Wil men de periodiciteit reeds tijdens de groeitijd beïnvloeden, dan worden hyacinten in warenhuizen uitgeplant of geteeld op kunstmatig verwarmde akkers. Ook plantte men de bollen het laatste cultuurjaar in Zuid-Frankrijk uit.

De voornaamste ziekten zijn: Pseudomonas hyacinthi (een zeer gevaarlijke bacterieziekte) geel- of nieuwziek; Tylenchus devastatrix, oudziek of aaltjesziek; Sclerotinia bulborum, het zwartsnot; Sclerotium tuliparum, de kwadegrondziekte; Botrytis hyacinthi, de vuurziekte; Fusarium culmorum, het van de wortel gaan; virus-ziekten: mozaïekziek of het grijs; een bacterie-ziekte : de witsnot-ziekte.

De meest geteelde hyacinten zijn : E.W. l’Innocence, E.B. Bismarck, E.G. City of Haarlem, E.G. Yellow Hammer, E.R. Pink Pearl, E. R.

La Victoire, E. R. Marconi, E.R. Gertrude, E.P. Lord Balfour.

De nagels van verschillende hyacinten worden om haar sterke geur ook gebruikt voor odeurfabricage.

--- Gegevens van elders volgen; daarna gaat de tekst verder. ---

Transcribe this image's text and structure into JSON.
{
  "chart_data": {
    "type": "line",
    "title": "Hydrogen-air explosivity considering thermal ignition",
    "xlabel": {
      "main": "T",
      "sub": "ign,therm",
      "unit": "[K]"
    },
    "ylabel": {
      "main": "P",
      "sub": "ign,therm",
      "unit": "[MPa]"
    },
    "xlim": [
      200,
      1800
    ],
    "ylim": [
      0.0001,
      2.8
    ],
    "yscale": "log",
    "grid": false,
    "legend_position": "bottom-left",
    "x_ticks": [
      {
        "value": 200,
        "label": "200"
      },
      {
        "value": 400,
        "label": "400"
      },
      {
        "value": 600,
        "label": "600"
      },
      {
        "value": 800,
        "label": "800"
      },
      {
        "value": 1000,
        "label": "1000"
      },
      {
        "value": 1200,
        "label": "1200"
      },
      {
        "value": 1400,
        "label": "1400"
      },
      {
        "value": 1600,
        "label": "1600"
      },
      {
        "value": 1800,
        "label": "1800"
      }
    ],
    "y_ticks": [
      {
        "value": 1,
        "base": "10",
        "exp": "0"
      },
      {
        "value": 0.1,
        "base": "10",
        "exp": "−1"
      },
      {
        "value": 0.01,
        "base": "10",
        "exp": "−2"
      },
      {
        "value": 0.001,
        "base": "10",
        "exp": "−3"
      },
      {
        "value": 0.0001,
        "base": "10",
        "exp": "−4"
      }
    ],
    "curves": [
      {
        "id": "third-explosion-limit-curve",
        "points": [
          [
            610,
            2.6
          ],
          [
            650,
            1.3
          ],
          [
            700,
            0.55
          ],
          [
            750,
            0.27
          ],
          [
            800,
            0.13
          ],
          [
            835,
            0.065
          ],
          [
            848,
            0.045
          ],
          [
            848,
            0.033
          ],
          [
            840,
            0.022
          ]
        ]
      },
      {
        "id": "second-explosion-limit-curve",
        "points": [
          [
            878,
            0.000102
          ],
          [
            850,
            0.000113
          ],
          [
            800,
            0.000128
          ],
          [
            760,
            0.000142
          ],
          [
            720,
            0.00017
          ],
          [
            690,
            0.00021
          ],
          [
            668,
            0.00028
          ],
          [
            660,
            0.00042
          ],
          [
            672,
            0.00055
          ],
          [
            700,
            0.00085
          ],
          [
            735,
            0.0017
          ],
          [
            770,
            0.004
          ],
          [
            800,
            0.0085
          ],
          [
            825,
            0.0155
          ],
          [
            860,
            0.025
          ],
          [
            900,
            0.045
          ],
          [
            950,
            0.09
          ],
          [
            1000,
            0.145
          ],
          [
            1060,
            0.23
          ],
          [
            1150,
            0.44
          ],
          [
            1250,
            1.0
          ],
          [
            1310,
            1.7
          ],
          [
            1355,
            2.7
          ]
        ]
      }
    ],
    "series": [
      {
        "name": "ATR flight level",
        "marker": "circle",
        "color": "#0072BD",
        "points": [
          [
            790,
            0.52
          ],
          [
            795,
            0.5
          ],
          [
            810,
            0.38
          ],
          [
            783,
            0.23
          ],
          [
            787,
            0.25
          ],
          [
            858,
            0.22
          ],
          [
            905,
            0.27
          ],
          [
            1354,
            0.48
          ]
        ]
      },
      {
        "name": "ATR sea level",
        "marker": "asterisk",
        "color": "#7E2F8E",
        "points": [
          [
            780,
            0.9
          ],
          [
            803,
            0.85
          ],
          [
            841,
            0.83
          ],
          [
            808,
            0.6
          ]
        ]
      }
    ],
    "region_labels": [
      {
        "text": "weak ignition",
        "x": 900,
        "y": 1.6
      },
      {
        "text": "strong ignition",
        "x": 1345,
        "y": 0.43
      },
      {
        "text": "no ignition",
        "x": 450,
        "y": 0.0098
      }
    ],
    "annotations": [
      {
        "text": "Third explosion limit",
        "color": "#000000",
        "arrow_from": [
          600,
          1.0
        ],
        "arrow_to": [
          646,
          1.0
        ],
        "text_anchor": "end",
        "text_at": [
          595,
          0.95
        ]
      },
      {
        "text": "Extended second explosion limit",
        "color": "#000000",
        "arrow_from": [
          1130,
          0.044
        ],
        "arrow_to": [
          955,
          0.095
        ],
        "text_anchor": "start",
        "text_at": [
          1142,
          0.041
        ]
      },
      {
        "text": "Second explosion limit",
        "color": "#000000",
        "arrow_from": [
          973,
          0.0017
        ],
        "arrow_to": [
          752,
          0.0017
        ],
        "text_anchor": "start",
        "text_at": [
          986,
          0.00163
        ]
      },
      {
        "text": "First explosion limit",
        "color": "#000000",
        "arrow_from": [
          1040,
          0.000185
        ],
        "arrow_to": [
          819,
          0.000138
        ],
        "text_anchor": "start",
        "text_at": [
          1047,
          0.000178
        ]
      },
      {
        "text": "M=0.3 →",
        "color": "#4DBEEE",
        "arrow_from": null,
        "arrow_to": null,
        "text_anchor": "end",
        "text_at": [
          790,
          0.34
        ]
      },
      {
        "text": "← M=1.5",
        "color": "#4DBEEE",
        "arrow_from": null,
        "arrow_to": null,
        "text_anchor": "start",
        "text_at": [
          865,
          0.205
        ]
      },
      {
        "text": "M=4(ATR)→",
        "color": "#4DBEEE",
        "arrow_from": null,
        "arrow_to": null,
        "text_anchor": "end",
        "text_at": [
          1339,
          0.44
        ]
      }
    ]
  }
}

Lit.: Talloze brochures en mededelingen gepubliceerd door het plantenphysiologisch laboratorium te Wageningen en het Laboratorium voor bloembollenonderzoek van prof. dr E. van Slogteren te Lisse. Voor hyacintenziekten zie men de publicaties van de Plantenziektekundige Dienst te Wageningen en van het Laboratorium voor bloembollenonderzoek te Wageningen en de Tuinbouwgids.

(2) naam van een halfedelsteen en wel van de hyacintrode variëteit van zirkoon. De scheikundige samenstelling is ZrSiO4, de hardheid 7,5 en het soortelijk gewicht 4,6.